Surface-limited H₂O₂ diffusion induced by a protein bridge. (A) The design of an assembled GOx/HRP pair with a protein bridge used to connect the hydration surfaces of GOx and HRP. (B) Enhancement in the activity of assembled GOx/HRP pairs with β-Gal and NTV bridges compared to unbridged GOx/HRP pairs. AFM images of GOx/HRP pairs with and without protein bridges were used to estimate the co-assembly yield. Scale bar: 200 nm.

In conclusion, we have systematically studied the activity of a GOx/HRP cascade spatially organized on a DNA nanostructure as a function of inter-enzyme distance. The intermediate transfer of H₂O₂ between enzymes was found to follow the surface-limited diffusion for closely-spaced enzymes, while 3D Brownian diffusion dominated H₂O₂ transfer between enzymes with larger spacing distances.

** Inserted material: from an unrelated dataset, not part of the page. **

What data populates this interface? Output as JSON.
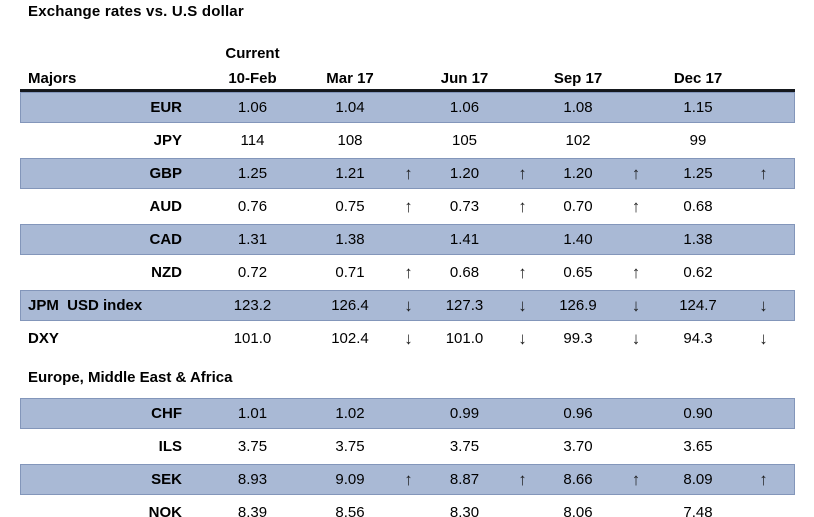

These studies imply that the strong activity enhancement observed for assembled enzyme cascades is not simply achieved by reducing the inter-enzyme distance to reach high local molecule concentration, but also results from restricting diffusion of intermediates to a two-dimensional surface connecting the enzymes. While it is possible that some co-assembled GOx/HRP pairs are aligned in such a way that their active sites are juxtaposed, facilitating H₂O₂ transfer between enzyme pockets, there was no specific attempt to orient the enzymes in this study. In the future, it will be important to study the effect of enzyme orientation on the activity of assembled enzyme complexes as well.¹⁵ With the further development of DNA-protein attachment chemistry through site-specific conjugation or ligand capture,¹⁶ it should be possible to start to direct the flow of substrate molecules between active sites using some of the concepts and tools discussed above.